Gstaad enchante la Zauberflöte de Mozart
Même si l’opéra n’est pas exactement dans l’ADN du Gstaad Menuhin Festival, le festivalier peut avoir une très bonne surprise et même tomber complètement sous l’enchantement d’une Flûte. Dans les Alpes, la musique sonne haut ! Explications…

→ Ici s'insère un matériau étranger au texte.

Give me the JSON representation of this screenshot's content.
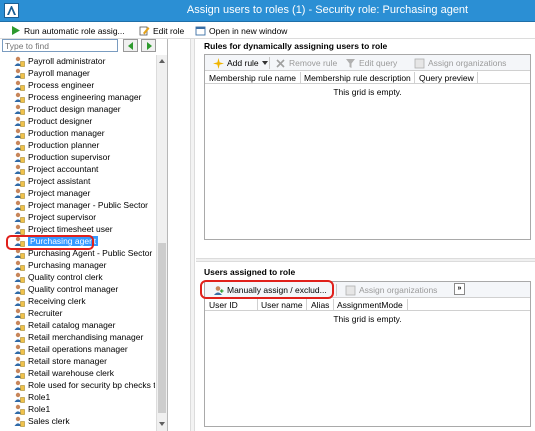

Entre Gstaad et Saanen, les belles soirées du Gstaad Menuhin Festival & Academy s’enchaînent soulevant bien souvent l’émerveillement. Quelques grands rendez-vous sont donnés dans un lieu insolite. Transformée en une imposante salle de concert confortable et luxueuse, la tente de Festival (das Festival-Zelt) abrite habituellement des rencontres sportives et le temps du Festival, les grands événements musicaux. Devant un parterre qui peut compter jusqu’à 2000 personnes, la magie a opéré le soir du 27 août 2022 où les festivaliers ont assisté à la représentation de La Flûte enchantée (Die Zauberflöte) de Mozart dans une configuration en effet enchanteresse. Une mise en espace et des projections vidéos ont permis à la version de concert de l’opéra de prendre vie avec les artistes en simple costume proche de leur personnage. Avec Christophe Rousset comme grand ordonnateur et grâce à une brillante distribution, la soirée déjà placée sous les meilleurs auspices est devenue l’événement incontournable de la saison suisse (avant d’enchanter le Festival Berlioz où le spectacle a été repris deux jours plus tard).
Le livre d’images qui révèle les Talens
Même si les voix sont toujours les bienvenues à Gstaad, le genre lyrique n’est pas le plus fréquenté pendant le Festival. Avec la venue de Jonas Kaufmann en Fidelio au début du mois, cette Flûte enchantée est la deuxième exception qui confirme la règle. La saison 2022 du Gstaad Menuhin Festival & Academy restera-t-elle comme celle des opéras ? Les versions de concert offrent une alternative intéressante qui place sur un pied d’égalité orchestre et plateau vocal. L’acoustique accommodante de la Festival-Zelt a bien accueilli Les Talens Lyriques, formation baroque sonore dirigée avec fougue par Christophe Rousset. Le chef, toujours un exemple d’équilibre, a donné l’impression ce soir que l’air suisse avait vivifié sa battue. L’ouverture sans extravagance toutefois, était particulièrement alerte et enthousiasmante comme l’ensemble de la direction de Rousset, son fondateur. Le chef-d’œuvre de Mozart convient tout aussi bien au chef que les opéras de jeunesse avec cette élégance et un sens du théâtre qui donne vie à la représentation. Le vidéaste Benoît Bénichou a sculpté des décors de lumière en allant puiser dans l’imagerie traditionnelle du Singspiel. Sa mise en espace discrète et efficace participe en plein à la réussite du spectacle, l’accomplissement venant d’une distribution vocale assez idéale.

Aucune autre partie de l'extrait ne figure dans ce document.